If you can’t help it: If you cannot just look at an ECG with a WCT and call it a WCT and move on from there, here is a proposed framework for differentiating SVT from VT. Approach an ECG with a WCT and have a mental model of the VT-SVT probability gauge in your head. Begin by assigning them a rough probability of VT based on the following: Are they under 18? It is more likely to be SVT than VT. Are they between 18 and 35? It could be either. Are they over 35? It is more likely to be VT. Are they over 60 and have a cardiac history? It is likely to be VT. None of these are absolutes and none of these really matter anyway.
For example, in the graphic below I assigned the rough pre-test probability to three fictitious patients based on nothing more than my best guess. The patient on the left is older and has a cardiac history, I’d have to work really hard, harder than I am willing to work, in order to disprove a WCT from being VT. The 41-year-old female with palpitations with a WCT on the ECG could go either way, SVT or VT. The 18-year-old who did too much blow is less likely to have VT when they are in a WCT—but remember that less likely is not the same thing as impossible.

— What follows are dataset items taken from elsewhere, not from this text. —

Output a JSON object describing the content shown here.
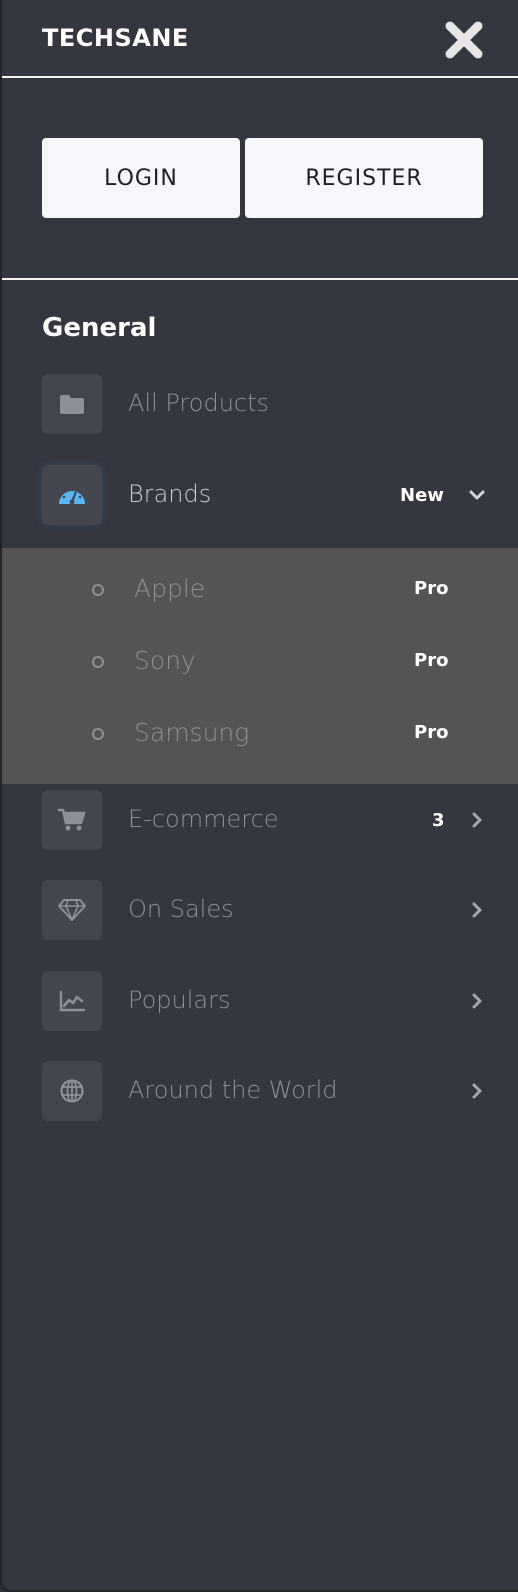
{
  "header": {
    "brand": "TECHSANE",
    "close_icon": "close-icon"
  },
  "auth": {
    "login_label": "LOGIN",
    "register_label": "REGISTER"
  },
  "section": {
    "title": "General"
  },
  "nav": [
    {
      "label": "All Products",
      "icon": "folder-icon",
      "badge": ""
    },
    {
      "label": "Brands",
      "icon": "speedometer-icon",
      "badge": "New",
      "expanded": true
    },
    {
      "label": "E-commerce",
      "icon": "cart-icon",
      "badge": "3"
    },
    {
      "label": "On Sales",
      "icon": "diamond-icon",
      "badge": ""
    },
    {
      "label": "Populars",
      "icon": "chart-icon",
      "badge": ""
    },
    {
      "label": "Around the World",
      "icon": "globe-icon",
      "badge": ""
    }
  ],
  "submenu": [
    {
      "label": "Apple",
      "badge": "Pro"
    },
    {
      "label": "Sony",
      "badge": "Pro"
    },
    {
      "label": "Samsung",
      "badge": "Pro"
    }
  ],
  "colors": {
    "panel_bg": "#343640",
    "submenu_bg": "#545454",
    "accent_icon": "#59b8f2",
    "button_bg": "#f5f7fa"
  }
}
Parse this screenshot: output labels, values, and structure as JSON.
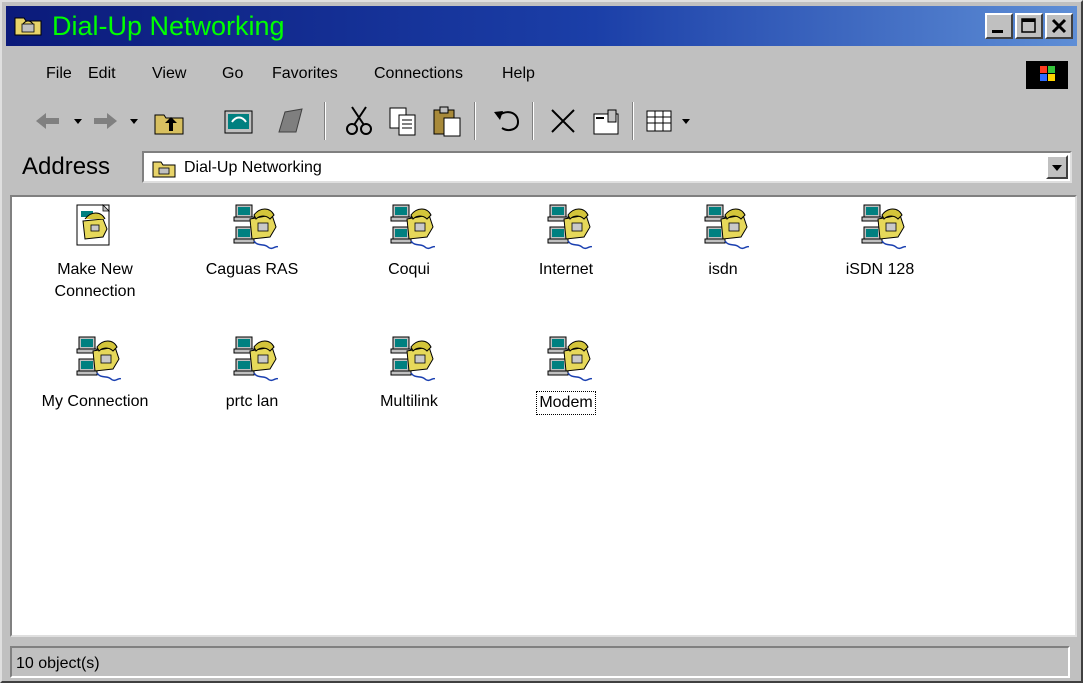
{
  "window": {
    "title": "Dial-Up Networking"
  },
  "menu": {
    "items": [
      "File",
      "Edit",
      "View",
      "Go",
      "Favorites",
      "Connections",
      "Help"
    ]
  },
  "address": {
    "label": "Address",
    "value": "Dial-Up Networking"
  },
  "items": [
    {
      "label": "Make New Connection",
      "icon": "make-new-connection-icon"
    },
    {
      "label": "Caguas RAS",
      "icon": "dialup-connection-icon"
    },
    {
      "label": "Coqui",
      "icon": "dialup-connection-icon"
    },
    {
      "label": "Internet",
      "icon": "dialup-connection-icon"
    },
    {
      "label": "isdn",
      "icon": "dialup-connection-icon"
    },
    {
      "label": "iSDN 128",
      "icon": "dialup-connection-icon"
    },
    {
      "label": "My Connection",
      "icon": "dialup-connection-icon"
    },
    {
      "label": "prtc lan",
      "icon": "dialup-connection-icon"
    },
    {
      "label": "Multilink",
      "icon": "dialup-connection-icon"
    },
    {
      "label": "Modem",
      "icon": "dialup-connection-icon",
      "focused": true
    }
  ],
  "status": {
    "text": "10 object(s)"
  },
  "colors": {
    "title_text": "#00ff00",
    "title_bar_start": "#0b1a7a",
    "title_bar_end": "#5e8ed6",
    "chrome": "#c0c0c0"
  }
}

After considering the demographical factors, consider their history. Are they 30 years old but have a complex cardiac history, can tell you who their cardiologist is, and are prescribed amiodarone? If so, you should update your beliefs on how likely this WCT is to be VT. This is establishing a pre-test probability, with a side of Bayesian updating.
Once you have a “best guess” on the likelihood of the patient having VT based on their age, history, and presentation, look for clues on the ECG that will further change your beliefs. Supposing the patient is a 41-year-old female with a chief complaint of palpitations. Without an ECG, upon feeling her weak radial pulse at 190 beats per minute, you place her as 60% likely to be in VT, based on your best guess. When she tells you her history, that she has had 2 previous heart attacks and 3 stents placed you increase your best guess of the chances that this arrhythmia being VT to 70%. After looking at her 12 lead ECG and noticing a fusion beat you are now 90% certain, if not higher, that this is VT.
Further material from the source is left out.